Les acteurs entendus par le rapporteur pour avis s'inquiètent aussi du niveau de volonté politique qui sera mis dans la définition de cette nouvelle stratégie, et la tentation de baisser le niveau d'ambition pour atteindre les objectifs alors que les priorités devront concerner toutes les écorégions, les bassins océaniques, en outre-mer et en métropole.
Le CNB appelle ainsi à éviter à tout prix « le syndrome des aires protégées de papier, comme on en a connu et connaît encore, notamment pour les milieux marins » .
Le rapporteur estime que de ce point de vue, le projet de budget et le plan de relance devraient porter le marqueur de cette rupture, en prévoyant pour cette stratégie un robuste volet dédié au financement et aux moyens.

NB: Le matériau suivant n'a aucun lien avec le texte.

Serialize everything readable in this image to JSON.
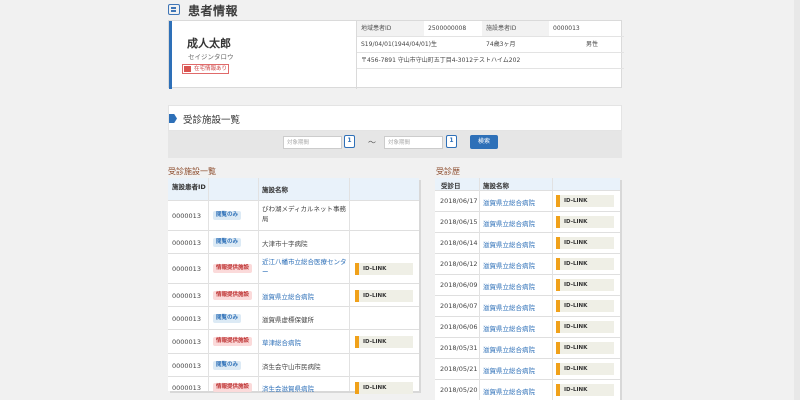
{
  "page_title": "患者情報",
  "patient": {
    "name": "成人太郎",
    "kana": "セイジンタロウ",
    "badge": "在宅情報あり",
    "region_id_label": "地域患者ID",
    "region_id": "2500000008",
    "facility_id_label": "施設患者ID",
    "facility_id": "0000013",
    "birth": "S19/04/01(1944/04/01)生",
    "age": "74歳3ヶ月",
    "sex": "男性",
    "address": "〒456-7891 守山市守山町五丁目4-3012テストハイム202"
  },
  "section_title": "受診施設一覧",
  "filter": {
    "from_placeholder": "対象期間",
    "to_placeholder": "対象期間",
    "tilde": "〜",
    "search_label": "検索",
    "cal_label": "1"
  },
  "facility_list": {
    "title": "受診施設一覧",
    "headers": [
      "施設患者ID",
      "",
      "施設名称",
      ""
    ],
    "rows": [
      {
        "id": "0000013",
        "tag": "閲覧のみ",
        "tag_type": "view",
        "name": "びわ湖メディカルネット事務局",
        "link": false,
        "idlink": ""
      },
      {
        "id": "0000013",
        "tag": "閲覧のみ",
        "tag_type": "view",
        "name": "大津市十字病院",
        "link": false,
        "idlink": ""
      },
      {
        "id": "0000013",
        "tag": "情報提供施設",
        "tag_type": "provide",
        "name": "近江八幡市立総合医療センター",
        "link": true,
        "idlink": "ID-LINK"
      },
      {
        "id": "0000013",
        "tag": "情報提供施設",
        "tag_type": "provide",
        "name": "滋賀県立総合病院",
        "link": true,
        "idlink": "ID-LINK"
      },
      {
        "id": "0000013",
        "tag": "閲覧のみ",
        "tag_type": "view",
        "name": "滋賀県虚標保健所",
        "link": false,
        "idlink": ""
      },
      {
        "id": "0000013",
        "tag": "情報提供施設",
        "tag_type": "provide",
        "name": "草津総合病院",
        "link": true,
        "idlink": "ID-LINK"
      },
      {
        "id": "0000013",
        "tag": "閲覧のみ",
        "tag_type": "view",
        "name": "済生会守山市民病院",
        "link": false,
        "idlink": ""
      },
      {
        "id": "0000013",
        "tag": "情報提供施設",
        "tag_type": "provide",
        "name": "済生会滋賀県病院",
        "link": true,
        "idlink": "ID-LINK"
      }
    ]
  },
  "history": {
    "title": "受診歴",
    "headers": [
      "受診日",
      "施設名称",
      ""
    ],
    "rows": [
      {
        "date": "2018/06/17",
        "name": "滋賀県立総合病院",
        "idlink": "ID-LINK"
      },
      {
        "date": "2018/06/15",
        "name": "滋賀県立総合病院",
        "idlink": "ID-LINK"
      },
      {
        "date": "2018/06/14",
        "name": "滋賀県立総合病院",
        "idlink": "ID-LINK"
      },
      {
        "date": "2018/06/12",
        "name": "滋賀県立総合病院",
        "idlink": "ID-LINK"
      },
      {
        "date": "2018/06/09",
        "name": "滋賀県立総合病院",
        "idlink": "ID-LINK"
      },
      {
        "date": "2018/06/07",
        "name": "滋賀県立総合病院",
        "idlink": "ID-LINK"
      },
      {
        "date": "2018/06/06",
        "name": "滋賀県立総合病院",
        "idlink": "ID-LINK"
      },
      {
        "date": "2018/05/31",
        "name": "滋賀県立総合病院",
        "idlink": "ID-LINK"
      },
      {
        "date": "2018/05/21",
        "name": "滋賀県立総合病院",
        "idlink": "ID-LINK"
      },
      {
        "date": "2018/05/20",
        "name": "滋賀県立総合病院",
        "idlink": "ID-LINK"
      }
    ]
  }
}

* 58 Avis du Comité national de la biodiversité (CNB) sur la Stratégie nationale pour les aires protégées 2020-2030, publié le 16 octobre 2020.
* 59 Rapport de la Commission au Parlement européen, au Conseil et au Comité économique et social européen - « État de conservation de la nature dans l'Union européenne », COM(2020) 635 final - 15.10.2020.
* 60 Avis du Comité national de la biodiversité (CNB) sur la Stratégie nationale pour les aires protégées 2020-2030, publié le 16 octobre 2020.
* 61 Le processus d'élaboration de cette nouvelle stratégie s'est appuyé dans un premier temps sur le bilan des deux précédentes stratégies SCAP et SCAMP, des recommandations du Comité national de la biodiversité et du Conseil national de protection de la nature. Une consultation des différents acteurs du monde des aires protégées a également été effectuée, dans le cadre d'ateliers et de tables rondes organisés fin 2019 puis d'un comité de pilotage qui a mis en place des groupes thématiques associant les différentes parties prenantes.
* 62 Le CNB évoque des pistes comme un socle minimum sur le budget propre de l'État, une redevance sur l'artificialisation perçue par les agences de l'eau ou encore un élargissement de l'exonération de TFNB au titre de Natura 2000 à l'ensemble des aires protégées sous condition d'engagements, etc.